Ms Skiffington’s health
[4] The second point concerned Ms Skiffington’s wellbeing. I do not need to record the detail of Mr Temm’s submissions. Suffice to say that Mr Temm described Ms Skiffington as being exceedingly unwell. That much is clear from an affidavit which Ms Skiffington filed on 29 June 2017 for the purpose of this hearing.
[5] In response to the affidavit counsel for the Commissioner made the point that no updated medical evidence is before the Court. The only medical evidence before the Court is that which Collins J relied upon in his judgment of 7 August 2015 declaring Ms Skiffington unable to defend the charges against her and staying the
charges.1
[6] Mr Temm wished me to be aware that he had spoken to the medical specialists himself and recorded that fact in a memorandum filed in a related
1 R v R L [2015] NZHC 1862.
proceeding in May 2017.2 Mr Temm’s short point was that while there was no updating evidence from the health professionals there was an updating memorandum from Mr Temm.

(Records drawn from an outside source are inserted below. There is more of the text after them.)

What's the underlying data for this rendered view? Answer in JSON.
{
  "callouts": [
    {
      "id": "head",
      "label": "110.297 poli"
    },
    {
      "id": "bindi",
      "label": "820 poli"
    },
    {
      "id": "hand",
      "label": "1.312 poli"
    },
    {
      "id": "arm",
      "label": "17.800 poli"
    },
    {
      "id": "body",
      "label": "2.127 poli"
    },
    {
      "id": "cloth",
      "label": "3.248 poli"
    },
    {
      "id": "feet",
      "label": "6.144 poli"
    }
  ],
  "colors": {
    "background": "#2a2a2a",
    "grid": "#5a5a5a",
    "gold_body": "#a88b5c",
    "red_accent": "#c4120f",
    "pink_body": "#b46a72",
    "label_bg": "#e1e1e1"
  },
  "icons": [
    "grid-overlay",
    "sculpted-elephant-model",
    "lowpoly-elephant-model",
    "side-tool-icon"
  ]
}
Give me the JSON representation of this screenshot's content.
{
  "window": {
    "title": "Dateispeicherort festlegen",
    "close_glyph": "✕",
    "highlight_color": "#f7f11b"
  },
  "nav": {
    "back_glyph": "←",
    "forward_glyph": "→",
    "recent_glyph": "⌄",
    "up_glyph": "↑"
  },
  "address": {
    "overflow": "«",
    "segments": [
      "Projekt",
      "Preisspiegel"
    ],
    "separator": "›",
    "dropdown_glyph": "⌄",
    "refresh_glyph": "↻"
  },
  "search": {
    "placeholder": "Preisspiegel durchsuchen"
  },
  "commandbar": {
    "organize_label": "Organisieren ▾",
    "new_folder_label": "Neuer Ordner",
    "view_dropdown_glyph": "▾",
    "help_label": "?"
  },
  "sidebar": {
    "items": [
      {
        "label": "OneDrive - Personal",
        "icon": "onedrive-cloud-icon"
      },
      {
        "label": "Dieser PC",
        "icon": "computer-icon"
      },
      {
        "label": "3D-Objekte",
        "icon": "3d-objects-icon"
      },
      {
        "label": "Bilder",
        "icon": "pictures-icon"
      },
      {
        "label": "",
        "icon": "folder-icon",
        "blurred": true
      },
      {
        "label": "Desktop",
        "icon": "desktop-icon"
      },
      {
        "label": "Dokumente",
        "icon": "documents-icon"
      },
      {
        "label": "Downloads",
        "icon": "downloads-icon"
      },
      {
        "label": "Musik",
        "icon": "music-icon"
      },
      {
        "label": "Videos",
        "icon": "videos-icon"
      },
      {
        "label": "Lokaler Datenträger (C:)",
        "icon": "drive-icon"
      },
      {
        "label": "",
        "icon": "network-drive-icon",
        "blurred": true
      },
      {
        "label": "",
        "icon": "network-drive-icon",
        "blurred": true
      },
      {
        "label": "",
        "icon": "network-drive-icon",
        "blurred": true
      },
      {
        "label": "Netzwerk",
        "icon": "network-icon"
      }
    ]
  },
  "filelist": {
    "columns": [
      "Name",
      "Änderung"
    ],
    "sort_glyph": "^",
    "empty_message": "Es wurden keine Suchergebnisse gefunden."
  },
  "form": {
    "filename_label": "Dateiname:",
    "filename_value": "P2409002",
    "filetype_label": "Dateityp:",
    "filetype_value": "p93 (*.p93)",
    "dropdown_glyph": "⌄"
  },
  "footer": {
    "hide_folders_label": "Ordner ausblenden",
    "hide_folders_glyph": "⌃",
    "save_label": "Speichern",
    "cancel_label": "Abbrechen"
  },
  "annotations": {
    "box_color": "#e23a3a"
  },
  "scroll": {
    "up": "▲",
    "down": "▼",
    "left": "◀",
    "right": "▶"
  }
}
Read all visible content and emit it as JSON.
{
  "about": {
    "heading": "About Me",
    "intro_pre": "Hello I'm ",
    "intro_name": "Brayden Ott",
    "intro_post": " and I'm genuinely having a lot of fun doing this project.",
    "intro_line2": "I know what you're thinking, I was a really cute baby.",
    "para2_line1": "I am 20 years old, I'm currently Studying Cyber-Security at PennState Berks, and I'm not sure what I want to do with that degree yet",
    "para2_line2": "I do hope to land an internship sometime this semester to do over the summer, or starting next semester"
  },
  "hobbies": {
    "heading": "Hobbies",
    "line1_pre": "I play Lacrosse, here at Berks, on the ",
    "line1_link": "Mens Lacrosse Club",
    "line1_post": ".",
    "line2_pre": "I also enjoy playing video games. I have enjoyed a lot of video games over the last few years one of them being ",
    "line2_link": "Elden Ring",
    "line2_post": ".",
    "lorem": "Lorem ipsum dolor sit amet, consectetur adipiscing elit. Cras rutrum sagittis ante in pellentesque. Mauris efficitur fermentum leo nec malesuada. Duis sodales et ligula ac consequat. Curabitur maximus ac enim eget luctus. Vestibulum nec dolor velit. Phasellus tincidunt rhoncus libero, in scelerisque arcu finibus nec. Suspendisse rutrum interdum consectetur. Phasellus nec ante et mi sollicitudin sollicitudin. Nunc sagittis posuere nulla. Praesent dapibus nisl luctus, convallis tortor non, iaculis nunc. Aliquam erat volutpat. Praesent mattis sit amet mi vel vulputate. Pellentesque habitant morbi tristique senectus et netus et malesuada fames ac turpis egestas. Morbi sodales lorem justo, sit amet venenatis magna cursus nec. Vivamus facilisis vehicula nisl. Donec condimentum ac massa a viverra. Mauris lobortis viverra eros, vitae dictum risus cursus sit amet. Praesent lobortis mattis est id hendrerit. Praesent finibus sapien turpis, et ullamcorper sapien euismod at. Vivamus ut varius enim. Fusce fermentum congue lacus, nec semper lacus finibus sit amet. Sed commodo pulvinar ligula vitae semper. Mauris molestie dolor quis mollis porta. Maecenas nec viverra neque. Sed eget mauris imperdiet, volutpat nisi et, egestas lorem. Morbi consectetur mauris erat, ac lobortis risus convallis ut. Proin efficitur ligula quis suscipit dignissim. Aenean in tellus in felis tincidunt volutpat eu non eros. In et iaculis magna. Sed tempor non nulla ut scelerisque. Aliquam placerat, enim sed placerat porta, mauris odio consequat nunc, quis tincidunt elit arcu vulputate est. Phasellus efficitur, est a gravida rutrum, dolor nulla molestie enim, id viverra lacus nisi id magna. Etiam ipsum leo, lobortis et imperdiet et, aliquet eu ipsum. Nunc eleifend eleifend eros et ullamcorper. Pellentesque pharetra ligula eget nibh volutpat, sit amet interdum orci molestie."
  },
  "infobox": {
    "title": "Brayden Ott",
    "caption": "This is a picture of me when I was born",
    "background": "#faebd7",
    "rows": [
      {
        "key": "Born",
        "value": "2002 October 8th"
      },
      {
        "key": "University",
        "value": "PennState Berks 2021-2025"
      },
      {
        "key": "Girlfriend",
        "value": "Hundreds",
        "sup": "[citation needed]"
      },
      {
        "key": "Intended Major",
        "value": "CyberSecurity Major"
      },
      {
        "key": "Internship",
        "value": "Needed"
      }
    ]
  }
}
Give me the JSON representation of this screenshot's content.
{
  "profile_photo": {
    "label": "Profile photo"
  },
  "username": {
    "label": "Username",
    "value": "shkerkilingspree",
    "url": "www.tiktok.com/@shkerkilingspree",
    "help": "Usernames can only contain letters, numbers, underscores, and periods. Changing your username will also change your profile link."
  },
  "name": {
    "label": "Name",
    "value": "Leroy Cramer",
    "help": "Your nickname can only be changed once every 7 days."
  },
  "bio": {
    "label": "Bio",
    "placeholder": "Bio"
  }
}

[7] Mr Temm’s concern was that the first respondent has an inability to accurately recall aspects of what was a series of transactions some years ago. I touch on these matters further at [39] of this judgment.
Application for recusal
[8] The third matter was an application that I recuse myself on the basis of a past acquaintance with Ms Skiffington.
[9] In her extensive affidavit filed in opposition to the application for a sale order
Ms Skiffington sets out her past professional practice. From 1999 to 2002
Ms Skiffington was the senior ministerial legal advisor to several ministers including the then Attorney-General. Through Mr Temm, Ms Skiffington reminded me that in my role as a Crown Counsel with the Crown Law Office I had dealings with Ms Skiffington in her capacity as senior advisor to the Attorney-General. It was also suggested that Ms Skiffington and I engaged with one another during 2005-2006 when she played a lead role in the drafting of the Foreshore and Seabed Act 2004 and, as chief crown negotiator, led the negotiation and settlement of a foreshore and seabed claim. It was further suggested that Ms Skiffington and I had social contact although when I queried this, Mr Temm qualified the circumstances. Ms Skiffington’s instructions were that there had been social contact in the context of professional gatherings.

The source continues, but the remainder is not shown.